Ardından Tatvan düşman işgalinden kurtarılır ve düşman Ahlat yönünde geri çekilmeye mecbur edilir. Ancak Ruslar ileri harekete geçerler. Bunun üzerine 2. Ordu Komutanlığı’ndan gece yürüyüşü ile cepheye hareket edilmesi emri gelir. Mustafa Kemal Paşa da Silvan’dan cepheye hareket eder; o cephede Eylül ortalarına kadar kalacak ve Çapakçur muharebelerini idare edecektir.

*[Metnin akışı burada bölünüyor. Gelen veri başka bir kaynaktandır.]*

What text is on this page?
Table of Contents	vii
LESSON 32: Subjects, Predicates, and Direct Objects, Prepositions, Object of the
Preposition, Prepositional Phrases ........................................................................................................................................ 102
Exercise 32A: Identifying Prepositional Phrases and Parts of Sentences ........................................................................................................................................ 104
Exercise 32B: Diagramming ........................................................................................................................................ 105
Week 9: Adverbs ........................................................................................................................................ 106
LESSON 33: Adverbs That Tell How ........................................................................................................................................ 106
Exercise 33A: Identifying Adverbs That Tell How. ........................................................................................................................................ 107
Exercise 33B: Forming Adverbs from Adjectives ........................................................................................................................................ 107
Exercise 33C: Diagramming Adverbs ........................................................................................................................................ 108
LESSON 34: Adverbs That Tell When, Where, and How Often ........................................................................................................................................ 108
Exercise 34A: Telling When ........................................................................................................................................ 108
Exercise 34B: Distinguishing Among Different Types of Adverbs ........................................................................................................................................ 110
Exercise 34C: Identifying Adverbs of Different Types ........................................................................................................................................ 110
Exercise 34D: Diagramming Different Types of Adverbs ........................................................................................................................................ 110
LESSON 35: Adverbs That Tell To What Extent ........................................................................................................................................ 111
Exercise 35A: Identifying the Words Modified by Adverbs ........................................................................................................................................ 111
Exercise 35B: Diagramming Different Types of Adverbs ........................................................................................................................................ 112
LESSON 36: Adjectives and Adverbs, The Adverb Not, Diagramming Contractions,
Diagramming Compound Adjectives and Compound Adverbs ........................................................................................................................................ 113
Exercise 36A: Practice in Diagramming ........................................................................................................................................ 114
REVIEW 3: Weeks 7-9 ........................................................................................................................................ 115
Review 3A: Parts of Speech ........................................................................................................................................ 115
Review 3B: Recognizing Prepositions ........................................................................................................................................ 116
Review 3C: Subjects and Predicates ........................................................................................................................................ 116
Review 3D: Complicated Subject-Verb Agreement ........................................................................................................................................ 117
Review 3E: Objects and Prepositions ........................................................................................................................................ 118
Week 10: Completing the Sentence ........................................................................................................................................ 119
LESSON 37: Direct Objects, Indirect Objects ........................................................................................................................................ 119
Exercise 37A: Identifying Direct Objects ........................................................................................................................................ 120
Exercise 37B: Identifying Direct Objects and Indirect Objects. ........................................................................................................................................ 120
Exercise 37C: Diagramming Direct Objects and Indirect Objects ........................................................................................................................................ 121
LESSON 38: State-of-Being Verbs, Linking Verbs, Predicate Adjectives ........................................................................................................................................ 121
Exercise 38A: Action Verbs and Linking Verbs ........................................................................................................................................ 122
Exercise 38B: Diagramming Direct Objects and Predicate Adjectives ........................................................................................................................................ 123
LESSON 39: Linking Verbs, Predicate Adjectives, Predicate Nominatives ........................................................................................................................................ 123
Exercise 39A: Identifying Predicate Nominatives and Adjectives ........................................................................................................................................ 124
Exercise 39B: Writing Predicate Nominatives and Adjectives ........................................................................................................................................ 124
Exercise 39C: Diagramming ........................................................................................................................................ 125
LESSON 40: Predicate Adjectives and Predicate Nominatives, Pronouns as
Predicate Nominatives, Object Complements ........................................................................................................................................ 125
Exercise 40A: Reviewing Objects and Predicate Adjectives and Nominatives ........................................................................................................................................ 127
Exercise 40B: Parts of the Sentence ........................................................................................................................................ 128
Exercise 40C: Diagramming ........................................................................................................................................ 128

Ruslar, beş misli bir kuvvetle taarruza geçer. Kuvvetlerimiz asıl mevzilerine çekilmek zorunda kalır. Ruslar Bitlis ve Muş bölgelerine yeniden taarruz ederler. Mustafa Kemal Paşa Taşlıtepe’ye çıkarak incelemeler yapar. Gerekli savunmayı yapamayan 7. Tümen ve 20. Alay Komutanları değiştirilir. Karşı taarruza geçen 2. Ordu’nun üç kolordusu Rus birliklerini geriletir. Düşman Buğlan Gediğiyönünde çekilir. Cevat Abbas Gürer’in notlarına göre, Buğlan Gediği (Bingöl) muharebelerine yetişmek isteyen Mustafa Kemal, “otuz altı saat hayvandan inmeden cebri yürüyüş yapmış ve ayağının tozu ile gayet kritik bir vaziyete girmiş olan muharebe cephesinin emir ve kumandasını eline almıştır.”*** 16. Kolordu’nun taarruzları sürer. Faik Paşa’nın şehit düşmesi üzerine, 2. Kolordu Komutanı Vekilliğine Albay İsmet Bey atanır.

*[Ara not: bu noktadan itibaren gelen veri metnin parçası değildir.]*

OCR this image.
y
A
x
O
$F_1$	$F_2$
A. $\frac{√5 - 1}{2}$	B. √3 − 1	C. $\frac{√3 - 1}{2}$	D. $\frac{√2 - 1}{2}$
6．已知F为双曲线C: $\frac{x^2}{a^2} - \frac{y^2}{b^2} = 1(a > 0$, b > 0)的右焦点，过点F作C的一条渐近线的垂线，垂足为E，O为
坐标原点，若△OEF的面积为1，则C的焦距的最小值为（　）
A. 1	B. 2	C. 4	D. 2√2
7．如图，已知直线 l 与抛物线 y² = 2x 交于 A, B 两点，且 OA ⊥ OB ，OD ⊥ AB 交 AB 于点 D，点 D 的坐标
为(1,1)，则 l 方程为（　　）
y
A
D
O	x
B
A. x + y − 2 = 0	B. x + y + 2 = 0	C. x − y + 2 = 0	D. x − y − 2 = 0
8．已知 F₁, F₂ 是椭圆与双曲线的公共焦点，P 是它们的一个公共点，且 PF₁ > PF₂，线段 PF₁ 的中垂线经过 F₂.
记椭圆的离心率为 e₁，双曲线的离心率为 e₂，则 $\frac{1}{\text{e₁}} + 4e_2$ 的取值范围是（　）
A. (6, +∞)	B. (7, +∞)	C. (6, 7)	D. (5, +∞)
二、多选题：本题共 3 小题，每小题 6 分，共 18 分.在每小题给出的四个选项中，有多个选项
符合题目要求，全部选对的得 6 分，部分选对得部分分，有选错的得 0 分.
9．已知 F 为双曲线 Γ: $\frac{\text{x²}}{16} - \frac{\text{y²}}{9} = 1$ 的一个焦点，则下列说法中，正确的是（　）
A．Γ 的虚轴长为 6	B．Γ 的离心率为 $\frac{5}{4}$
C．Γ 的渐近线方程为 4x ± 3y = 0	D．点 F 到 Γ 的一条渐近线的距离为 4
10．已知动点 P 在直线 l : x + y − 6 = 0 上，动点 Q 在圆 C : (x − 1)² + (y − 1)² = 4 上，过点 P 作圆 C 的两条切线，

Ağustos’un son günü Rusların yeniden taarruzu üzerine Mustafa Kemal Paşa, 2. Ordu Komutanlığı’na şu raporu geçer: “… Masalla deresi batısında asıl mevziin son nefese kadar savunulacağı!”

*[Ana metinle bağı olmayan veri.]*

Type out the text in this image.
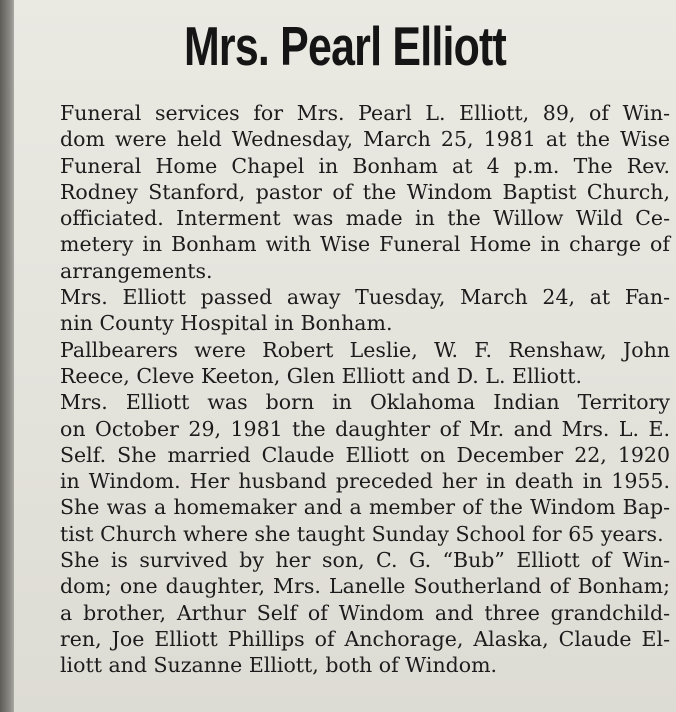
Mrs. Pearl Elliott

Funeral services for Mrs. Pearl L. Elliott, 89, of Win-
dom were held Wednesday, March 25, 1981 at the Wise
Funeral Home Chapel in Bonham at 4 p.m. The Rev.
Rodney Stanford, pastor of the Windom Baptist Church,
officiated. Interment was made in the Willow Wild Ce-
metery in Bonham with Wise Funeral Home in charge of
arrangements.

Mrs. Elliott passed away Tuesday, March 24, at Fan-
nin County Hospital in Bonham.

Pallbearers were Robert Leslie, W. F. Renshaw, John
Reece, Cleve Keeton, Glen Elliott and D. L. Elliott.

Mrs. Elliott was born in Oklahoma Indian Territory
on October 29, 1981 the daughter of Mr. and Mrs. L. E.
Self. She married Claude Elliott on December 22, 1920
in Windom. Her husband preceded her in death in 1955.
She was a homemaker and a member of the Windom Bap-
tist Church where she taught Sunday School for 65 years.

She is survived by her son, C. G. “Bub” Elliott of Win-
dom; one daughter, Mrs. Lanelle Southerland of Bonham;
a brother, Arthur Self of Windom and three grandchild-
ren, Joe Elliott Phillips of Anchorage, Alaska, Claude El-
liott and Suzanne Elliott, both of Windom.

Vatan toprağını son nefese kadar savunmak, Mustafa Kemal Paşa’nın olmazsa olmazı, kutsalıdır. Örneğin Muş, 25 Ağustos’ta tekrar Rusların eline geçecek, işgal 30 Nisan 1917’ye kadar sürecek ve Mustafa Kemal Paşa’nın 2. Ordu Komutanlığı sırasında ikinci kez kurtarılacaktır.